From IPS, writer Paul Virgo talks about the great importance in helping small farmers.
"The developing world's agricultural research systems are currently insufficiently developmental-oriented," says an expert paper laying the foundations for a roadmap that will be approved at GCARD on how agricultural research should be transformed.
"Research organisations have generally not been good at integrating the needs and priorities of the poor in the work of researchers," the paper says. "Agricultural research and development efforts that engage farmers and build from the bottom up can release locked-up innovation, become responsive and effective, encourage many different pathways, and result in adequate food for all."
Smallholders need research to provide them with innovations - new farming and livestock breeding techniques and seeds - that are not only effective in increasing yields in a scenario made more difficult by climate change, but are also affordable, and appropriate to their skills and equipment.

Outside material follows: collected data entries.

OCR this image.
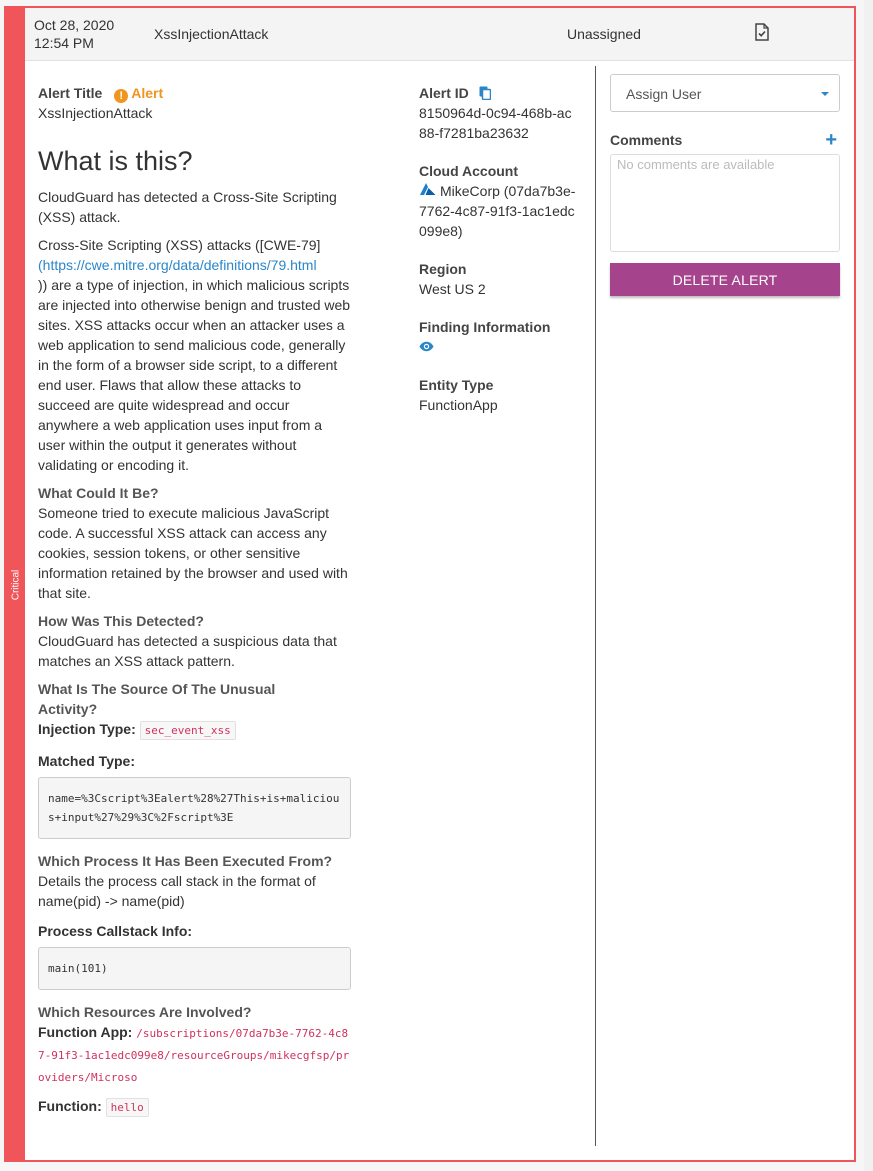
Critical
Oct 28, 2020
12:54 PM
XssInjectionAttack	Unassigned
Alert Title ! Alert
XssInjectionAttack
What is this?

CloudGuard has detected a Cross-Site Scripting (XSS) attack.

Cross-Site Scripting (XSS) attacks ([CWE-79]
(https://cwe.mitre.org/data/definitions/79.html
)) are a type of injection, in which malicious scripts are injected into otherwise benign and trusted web sites. XSS attacks occur when an attacker uses a web application to send malicious code, generally in the form of a browser side script, to a different end user. Flaws that allow these attacks to succeed are quite widespread and occur anywhere a web application uses input from a user within the output it generates without validating or encoding it.

What Could It Be?
Someone tried to execute malicious JavaScript code. A successful XSS attack can access any cookies, session tokens, or other sensitive information retained by the browser and used with that site.
How Was This Detected?
CloudGuard has detected a suspicious data that matches an XSS attack pattern.
What Is The Source Of The Unusual Activity?
Injection Type: sec_event_xss
Matched Type:
name=%3Cscript%3Ealert%28%27This+is+malicious+input%27%29%3C%2Fscript%3E
Which Process It Has Been Executed From?
Details the process call stack in the format of name(pid) -> name(pid)
Process Callstack Info:
main(101)
Which Resources Are Involved?
Function App: /subscriptions/07da7b3e-7762-4c87-91f3-1ac1edc099e8/resourceGroups/mikecgfsp/providers/Microso
Function: hello
Alert ID
8150964d-0c94-468b-ac88-f7281ba23632
Cloud Account
MikeCorp (07da7b3e-7762-4c87-91f3-1ac1edc099e8)
Region
West US 2
Finding Information
Entity Type
FunctionApp
Assign User
Comments	+
No comments are available
DELETE ALERT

Smallholders are often remarkably quick at changing their practices to adapt them to changing situations on the ground, such as rainfall patterns, and so feedback from them can be excellent input to shape scientific studies.
"Agricultural research plans need to allow for a genuine two-way flow of knowledge and information, between the scientists and the rural communities, including indigenous peoples, to ensure that our response to the needs and conditions in rural areas is truly comprehensive," IFAD President Kanayo Nwanze said at the conference.
Good agricultural research should also be increasingly interdisciplinary. Rural insurance and credit innovations are needed, for example, to encourage poor farmers, who are frequently reluctant to take loans for fear of not being able to repay in the event of bad weather or crop price changes, to invest in new resources.